Organismos locales como la Defensa Civil y el Consejo Nacional para la Reducción y Gestión del Riesgo de Desastres (NDRRMC) validaron el fenómeno, precisando que el epicentro se localizó a una profundidad de 10 kilómetros, a unos 32,2 kilómetros de la provincia de Sarangani, en la zona meridional del archipiélago.
Existe una discrepancia en los informes oficiales: mientras la Defensa Civil, basándose en datos de la agencia Phivolcs, descartó la posibilidad de réplicas tras un sismo de intensidad 7, el NDRRMC advirtió sobre la probabilidad de nuevos movimientos y cifró la magnitud del evento en 7,1, según reportó la agencia EFE.
A través de plataformas digitales como X, varios usuarios compartieron imágenes de ciudadanos evacuando edificios tras el temblor.
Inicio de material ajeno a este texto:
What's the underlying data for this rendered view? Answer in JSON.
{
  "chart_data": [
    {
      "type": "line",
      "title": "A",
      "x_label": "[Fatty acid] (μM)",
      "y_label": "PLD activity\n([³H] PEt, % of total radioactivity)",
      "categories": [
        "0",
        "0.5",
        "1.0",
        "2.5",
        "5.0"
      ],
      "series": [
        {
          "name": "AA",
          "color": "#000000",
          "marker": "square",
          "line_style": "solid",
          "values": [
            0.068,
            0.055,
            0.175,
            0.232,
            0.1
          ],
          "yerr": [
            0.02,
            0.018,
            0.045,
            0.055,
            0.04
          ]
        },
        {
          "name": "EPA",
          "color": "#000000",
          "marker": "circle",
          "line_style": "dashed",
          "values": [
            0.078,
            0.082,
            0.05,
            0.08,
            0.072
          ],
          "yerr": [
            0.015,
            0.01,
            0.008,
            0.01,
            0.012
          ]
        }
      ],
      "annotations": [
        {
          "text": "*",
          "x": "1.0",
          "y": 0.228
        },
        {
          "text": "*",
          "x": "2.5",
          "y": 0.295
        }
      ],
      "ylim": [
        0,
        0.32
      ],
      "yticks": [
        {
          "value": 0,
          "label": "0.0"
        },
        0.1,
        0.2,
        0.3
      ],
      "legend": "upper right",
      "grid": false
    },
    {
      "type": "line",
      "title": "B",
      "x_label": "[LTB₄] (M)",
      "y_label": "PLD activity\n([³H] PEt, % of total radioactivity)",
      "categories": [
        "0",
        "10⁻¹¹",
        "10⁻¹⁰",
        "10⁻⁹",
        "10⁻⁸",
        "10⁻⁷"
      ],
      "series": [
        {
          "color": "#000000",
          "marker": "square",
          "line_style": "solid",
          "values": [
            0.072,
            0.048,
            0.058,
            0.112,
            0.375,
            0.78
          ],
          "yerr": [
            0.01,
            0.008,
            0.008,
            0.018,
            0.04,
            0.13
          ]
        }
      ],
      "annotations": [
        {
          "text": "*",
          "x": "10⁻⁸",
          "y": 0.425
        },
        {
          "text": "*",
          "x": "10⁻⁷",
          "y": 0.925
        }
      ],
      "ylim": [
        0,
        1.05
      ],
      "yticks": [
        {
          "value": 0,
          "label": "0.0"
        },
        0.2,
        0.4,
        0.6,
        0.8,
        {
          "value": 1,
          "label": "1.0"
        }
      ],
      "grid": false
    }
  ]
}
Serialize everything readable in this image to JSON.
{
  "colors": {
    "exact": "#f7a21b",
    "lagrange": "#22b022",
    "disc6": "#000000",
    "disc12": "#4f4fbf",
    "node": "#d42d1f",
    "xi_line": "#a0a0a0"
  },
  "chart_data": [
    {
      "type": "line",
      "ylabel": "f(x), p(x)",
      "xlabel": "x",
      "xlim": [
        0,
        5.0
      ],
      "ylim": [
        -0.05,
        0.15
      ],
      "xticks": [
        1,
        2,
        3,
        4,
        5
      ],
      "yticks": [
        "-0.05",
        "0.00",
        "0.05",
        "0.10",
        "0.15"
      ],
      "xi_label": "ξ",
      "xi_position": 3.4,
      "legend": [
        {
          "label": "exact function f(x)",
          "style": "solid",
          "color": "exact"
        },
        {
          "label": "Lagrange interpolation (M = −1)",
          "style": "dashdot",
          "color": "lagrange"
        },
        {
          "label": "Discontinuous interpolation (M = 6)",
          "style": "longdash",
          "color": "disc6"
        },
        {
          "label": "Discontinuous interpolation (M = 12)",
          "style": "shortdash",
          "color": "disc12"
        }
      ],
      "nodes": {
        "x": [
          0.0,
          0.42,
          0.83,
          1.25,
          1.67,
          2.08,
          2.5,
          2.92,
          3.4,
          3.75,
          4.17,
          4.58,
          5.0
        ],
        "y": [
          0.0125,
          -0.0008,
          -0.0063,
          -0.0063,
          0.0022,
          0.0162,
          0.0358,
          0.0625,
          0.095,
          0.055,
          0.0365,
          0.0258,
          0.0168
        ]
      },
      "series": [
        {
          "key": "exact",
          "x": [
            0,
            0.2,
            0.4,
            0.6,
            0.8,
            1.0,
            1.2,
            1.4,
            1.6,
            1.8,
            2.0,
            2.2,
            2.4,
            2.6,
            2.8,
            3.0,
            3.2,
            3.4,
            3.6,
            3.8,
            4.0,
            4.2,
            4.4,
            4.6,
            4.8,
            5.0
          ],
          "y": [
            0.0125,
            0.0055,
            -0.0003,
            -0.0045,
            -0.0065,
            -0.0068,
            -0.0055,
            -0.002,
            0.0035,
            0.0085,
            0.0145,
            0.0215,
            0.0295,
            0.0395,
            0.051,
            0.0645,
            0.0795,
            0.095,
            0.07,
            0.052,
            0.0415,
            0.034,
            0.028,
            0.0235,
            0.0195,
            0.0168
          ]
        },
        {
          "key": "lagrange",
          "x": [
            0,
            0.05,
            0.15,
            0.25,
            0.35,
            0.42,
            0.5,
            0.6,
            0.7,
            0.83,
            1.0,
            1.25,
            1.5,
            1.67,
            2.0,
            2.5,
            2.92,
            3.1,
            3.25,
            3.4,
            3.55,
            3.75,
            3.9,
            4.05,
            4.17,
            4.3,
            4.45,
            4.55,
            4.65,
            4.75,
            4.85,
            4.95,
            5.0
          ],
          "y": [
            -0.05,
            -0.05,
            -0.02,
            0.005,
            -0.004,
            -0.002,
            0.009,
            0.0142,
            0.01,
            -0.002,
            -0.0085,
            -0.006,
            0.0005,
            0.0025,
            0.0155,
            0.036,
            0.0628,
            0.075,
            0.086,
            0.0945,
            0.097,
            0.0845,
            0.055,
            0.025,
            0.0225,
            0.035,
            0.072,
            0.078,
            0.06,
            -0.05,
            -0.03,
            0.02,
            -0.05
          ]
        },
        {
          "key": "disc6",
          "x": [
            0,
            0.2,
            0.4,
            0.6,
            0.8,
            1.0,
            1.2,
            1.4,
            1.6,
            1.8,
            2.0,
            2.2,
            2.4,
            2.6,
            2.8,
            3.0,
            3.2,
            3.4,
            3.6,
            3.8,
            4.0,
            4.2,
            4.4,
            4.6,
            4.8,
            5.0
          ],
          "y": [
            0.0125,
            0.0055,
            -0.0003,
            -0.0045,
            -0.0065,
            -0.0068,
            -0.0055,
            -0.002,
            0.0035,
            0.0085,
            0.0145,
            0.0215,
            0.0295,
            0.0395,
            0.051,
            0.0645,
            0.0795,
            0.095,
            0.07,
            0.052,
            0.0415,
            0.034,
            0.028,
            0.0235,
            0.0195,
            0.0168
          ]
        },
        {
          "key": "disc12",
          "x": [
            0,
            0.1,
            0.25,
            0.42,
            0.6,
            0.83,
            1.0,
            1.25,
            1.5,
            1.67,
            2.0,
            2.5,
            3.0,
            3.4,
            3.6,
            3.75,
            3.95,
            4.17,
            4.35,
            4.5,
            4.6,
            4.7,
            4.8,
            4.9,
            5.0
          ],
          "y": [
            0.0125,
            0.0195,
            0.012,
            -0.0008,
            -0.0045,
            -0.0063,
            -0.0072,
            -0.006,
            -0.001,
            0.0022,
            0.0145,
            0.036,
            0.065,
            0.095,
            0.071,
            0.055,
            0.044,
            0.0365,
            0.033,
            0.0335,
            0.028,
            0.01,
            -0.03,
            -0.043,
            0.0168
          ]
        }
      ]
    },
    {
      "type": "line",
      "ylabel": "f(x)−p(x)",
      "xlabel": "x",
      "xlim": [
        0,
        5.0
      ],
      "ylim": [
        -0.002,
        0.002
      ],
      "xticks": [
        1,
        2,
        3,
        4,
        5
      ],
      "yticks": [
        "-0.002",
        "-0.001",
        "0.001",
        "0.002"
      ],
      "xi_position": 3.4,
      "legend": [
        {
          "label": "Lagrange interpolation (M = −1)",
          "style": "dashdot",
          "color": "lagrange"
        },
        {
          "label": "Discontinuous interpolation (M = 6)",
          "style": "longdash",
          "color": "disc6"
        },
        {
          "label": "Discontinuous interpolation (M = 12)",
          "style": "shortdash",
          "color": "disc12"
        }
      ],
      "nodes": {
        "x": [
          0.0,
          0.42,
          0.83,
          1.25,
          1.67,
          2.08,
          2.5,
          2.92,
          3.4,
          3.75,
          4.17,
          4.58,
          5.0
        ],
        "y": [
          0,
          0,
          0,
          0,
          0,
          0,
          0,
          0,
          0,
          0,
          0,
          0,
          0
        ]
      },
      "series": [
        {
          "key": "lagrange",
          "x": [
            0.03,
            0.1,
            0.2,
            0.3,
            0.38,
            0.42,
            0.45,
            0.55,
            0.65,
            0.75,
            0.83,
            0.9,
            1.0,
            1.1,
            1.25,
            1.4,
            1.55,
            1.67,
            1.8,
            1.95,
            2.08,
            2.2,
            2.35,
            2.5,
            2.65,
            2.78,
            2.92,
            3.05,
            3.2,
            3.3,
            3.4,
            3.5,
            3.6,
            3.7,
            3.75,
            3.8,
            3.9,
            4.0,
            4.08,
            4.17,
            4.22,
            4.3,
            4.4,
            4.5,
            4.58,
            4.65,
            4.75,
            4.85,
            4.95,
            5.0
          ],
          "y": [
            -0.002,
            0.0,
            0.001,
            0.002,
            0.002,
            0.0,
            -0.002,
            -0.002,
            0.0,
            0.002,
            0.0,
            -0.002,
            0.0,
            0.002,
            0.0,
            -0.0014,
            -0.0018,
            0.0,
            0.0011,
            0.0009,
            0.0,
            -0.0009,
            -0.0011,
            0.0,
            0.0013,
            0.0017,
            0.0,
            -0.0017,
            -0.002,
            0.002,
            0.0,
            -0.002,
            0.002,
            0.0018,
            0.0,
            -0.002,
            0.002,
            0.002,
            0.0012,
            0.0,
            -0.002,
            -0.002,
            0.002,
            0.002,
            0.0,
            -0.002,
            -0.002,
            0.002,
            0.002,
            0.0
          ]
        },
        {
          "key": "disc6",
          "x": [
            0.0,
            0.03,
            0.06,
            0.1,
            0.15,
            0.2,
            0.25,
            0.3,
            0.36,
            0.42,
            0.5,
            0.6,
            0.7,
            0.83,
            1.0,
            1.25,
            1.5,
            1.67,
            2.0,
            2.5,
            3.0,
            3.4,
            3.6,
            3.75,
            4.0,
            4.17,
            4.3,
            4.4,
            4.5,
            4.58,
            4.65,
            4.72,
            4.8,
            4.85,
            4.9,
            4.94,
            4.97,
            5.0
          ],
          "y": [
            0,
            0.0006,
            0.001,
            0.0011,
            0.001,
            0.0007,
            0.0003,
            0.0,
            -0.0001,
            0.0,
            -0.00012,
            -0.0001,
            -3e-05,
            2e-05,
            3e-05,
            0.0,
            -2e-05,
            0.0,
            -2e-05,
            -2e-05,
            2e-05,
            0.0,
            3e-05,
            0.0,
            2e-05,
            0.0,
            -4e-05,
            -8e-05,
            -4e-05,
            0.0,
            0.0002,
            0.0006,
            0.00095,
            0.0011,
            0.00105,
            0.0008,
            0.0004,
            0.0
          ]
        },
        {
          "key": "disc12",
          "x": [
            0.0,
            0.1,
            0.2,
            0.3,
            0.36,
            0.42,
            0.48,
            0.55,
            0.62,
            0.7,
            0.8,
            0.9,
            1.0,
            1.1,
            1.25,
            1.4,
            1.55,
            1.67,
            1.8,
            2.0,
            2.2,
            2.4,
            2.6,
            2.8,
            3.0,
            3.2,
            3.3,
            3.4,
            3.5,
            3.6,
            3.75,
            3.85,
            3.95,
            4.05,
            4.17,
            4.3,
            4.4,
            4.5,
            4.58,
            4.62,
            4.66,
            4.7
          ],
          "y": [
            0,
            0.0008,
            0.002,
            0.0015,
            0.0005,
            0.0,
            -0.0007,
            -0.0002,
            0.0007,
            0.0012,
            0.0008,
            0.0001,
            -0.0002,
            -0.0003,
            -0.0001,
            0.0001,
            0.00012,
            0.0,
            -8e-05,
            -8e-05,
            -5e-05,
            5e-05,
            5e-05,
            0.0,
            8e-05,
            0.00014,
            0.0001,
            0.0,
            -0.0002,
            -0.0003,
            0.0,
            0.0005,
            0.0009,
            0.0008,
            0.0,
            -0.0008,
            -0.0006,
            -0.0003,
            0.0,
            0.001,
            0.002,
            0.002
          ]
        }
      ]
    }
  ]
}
Hasta la presente hora, no se ha emitido información oficial sobre personas heridas o afectaciones graves en la infraestructura.
Este suceso revive el miedo en la región, recordando el terremoto de magnitud 7,8 que azotó Mindanao el pasado 8 de junio. Aquel desastre dejó un saldo trágico de cerca de un centenar de fallecidos, mil heridos y aproximadamente 100.000 personas desplazadas, además de daños severos en más de 50.000 viviendas.
Aquel sismo, calificado como el más potente en tres décadas en el país, provocó cambios geográficos significativos, como la elevación del lecho marino hasta en dos metros y el retroceso de la línea costera en unos 200 metros. Filipinas se ubica en el conocido Anillo de Fuego del Pacífico, una de las áreas con mayor inestabilidad sísmica y volcánica del mundo, donde los movimientos telúricos son una constante para sus residentes.